Neither Howard nor his colleagues act remotely like human beings in this scenario cooked up by screenwriter Allan Loeb. Whit, Claire and Simon constantly mention how awful they feel about plotting behind Howard’s back, but it falls to Simon to explain away their misgivings: ‘When something starts with a six-year-old dying, nothing’s going to feel right’. Well that’s fine then! Howard too, despite his grief, acts in a deliberately destructive and unsociable way – you’d think that a normal man in his shoes might acknowledge his own sorrow and step away from his business interests, not dismantle them through wanton negligence. Neither side of this argument holds much water nor does either party earn our sympathies – it’s the opening acts of a downbeat family drama crossed with the antagonists of a corporate espionage film, leaving us with no one to side or identify with.
When not riding his bicycle through oncoming traffic, Howard’s attempts to deal with his lot comprise writing letters to death, time and love, decrying their part in his daughter’s death. If you’ve seen the trailers, you’d be forgiven for thinking that literal embodiments of these three things show up to reply in person – Helen Mirren’s Death, Jacob Latimore’s Time and Keira Knightley’s Love. In actual fact, Howard’s business partners come up with the genius plan of hiring out-of-work actors to play the three roles and, after their PI has filmed Howard publicly interacting with them, digitally scrubbing the actors from the footage to make him appear mentally unfit to vote at their next board meeting. Mirren is the self-possessed Brigitte, Latimore is the volatile Raffi, and Knightley plays the conflicted Amy.

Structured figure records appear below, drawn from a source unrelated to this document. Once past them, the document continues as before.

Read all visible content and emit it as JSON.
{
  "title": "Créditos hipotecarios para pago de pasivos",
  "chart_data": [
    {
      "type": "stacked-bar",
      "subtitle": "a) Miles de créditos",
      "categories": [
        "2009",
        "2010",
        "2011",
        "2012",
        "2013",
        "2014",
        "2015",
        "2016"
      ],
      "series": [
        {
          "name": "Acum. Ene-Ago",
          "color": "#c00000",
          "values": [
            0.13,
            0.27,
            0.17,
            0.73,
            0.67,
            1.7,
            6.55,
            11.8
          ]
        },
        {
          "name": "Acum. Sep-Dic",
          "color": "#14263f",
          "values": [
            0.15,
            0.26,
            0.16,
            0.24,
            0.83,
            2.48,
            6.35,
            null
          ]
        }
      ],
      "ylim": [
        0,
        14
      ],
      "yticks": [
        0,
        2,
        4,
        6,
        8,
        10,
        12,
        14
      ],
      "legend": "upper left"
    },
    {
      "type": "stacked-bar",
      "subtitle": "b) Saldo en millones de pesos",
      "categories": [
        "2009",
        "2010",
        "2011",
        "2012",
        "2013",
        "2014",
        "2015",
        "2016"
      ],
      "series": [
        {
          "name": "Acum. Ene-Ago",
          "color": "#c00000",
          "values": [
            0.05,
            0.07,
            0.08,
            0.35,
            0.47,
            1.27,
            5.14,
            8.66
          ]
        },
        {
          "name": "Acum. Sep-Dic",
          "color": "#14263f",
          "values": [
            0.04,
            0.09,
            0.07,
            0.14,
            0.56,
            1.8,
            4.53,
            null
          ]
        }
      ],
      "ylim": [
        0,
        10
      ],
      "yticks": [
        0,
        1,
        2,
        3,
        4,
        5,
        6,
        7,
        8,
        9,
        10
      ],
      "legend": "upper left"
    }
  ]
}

The talent involved is undeniable (Smith can still raise reluctant hairs on your neck with a line choked out through Howard’s tears), yet the film is worthy of none of them.
As Whit, Claire and Simon split into pairs with Amy, Raffi and Brigitte respectively, the screenplay has them learn their own timely yet unexpected lessons because, as Whit tells Claire, ‘I have hidden depths. We’ve discussed this’ (assuring the audience of one’s depth rather than developing it is the height of transparently lazy filmmaking). Each exec gets exactly one not-so-hidden depth: Whit is a philandering divorcee who struggles to connect with his teen daughter (can she ever Love him again?); Claire is beholden to her ticking biological clock and researching sperm donors (does she have Time?); Simon is – spoiler alert – dealing with a possible illness (will he face his own Death?). The effort the script goes through to have each strand neatly tied up beggars belief, and that’s not even getting into the multiple twist endings that utterly defy the structure and logic established by the preceding 90 minutes. Yes, multiple. The one small mercy is that the notion of a creepy romance between Whit and Amy (remembering that Whit’s divorce was caused by his adultery with a younger employee) is abruptly abandoned.
‘Collateral Beauty’ is a phrase used in the film by Naomie Harris’s bereaved mother Madeleine, who lost her six-year-old daughter to cancer, as a reminder to look for the hidden splendor in everyday life, the moments of magnificence hidden in the margins of her misery. The audience is asked to undertake a similar exercise; try to spot the occasional glimmer of a good idea or the odd flash of star-wattage in the monumentally jarring tonal shifts and so-neat-it’s-nonsensical plot. I’d say that Madeleine had an easier assignment.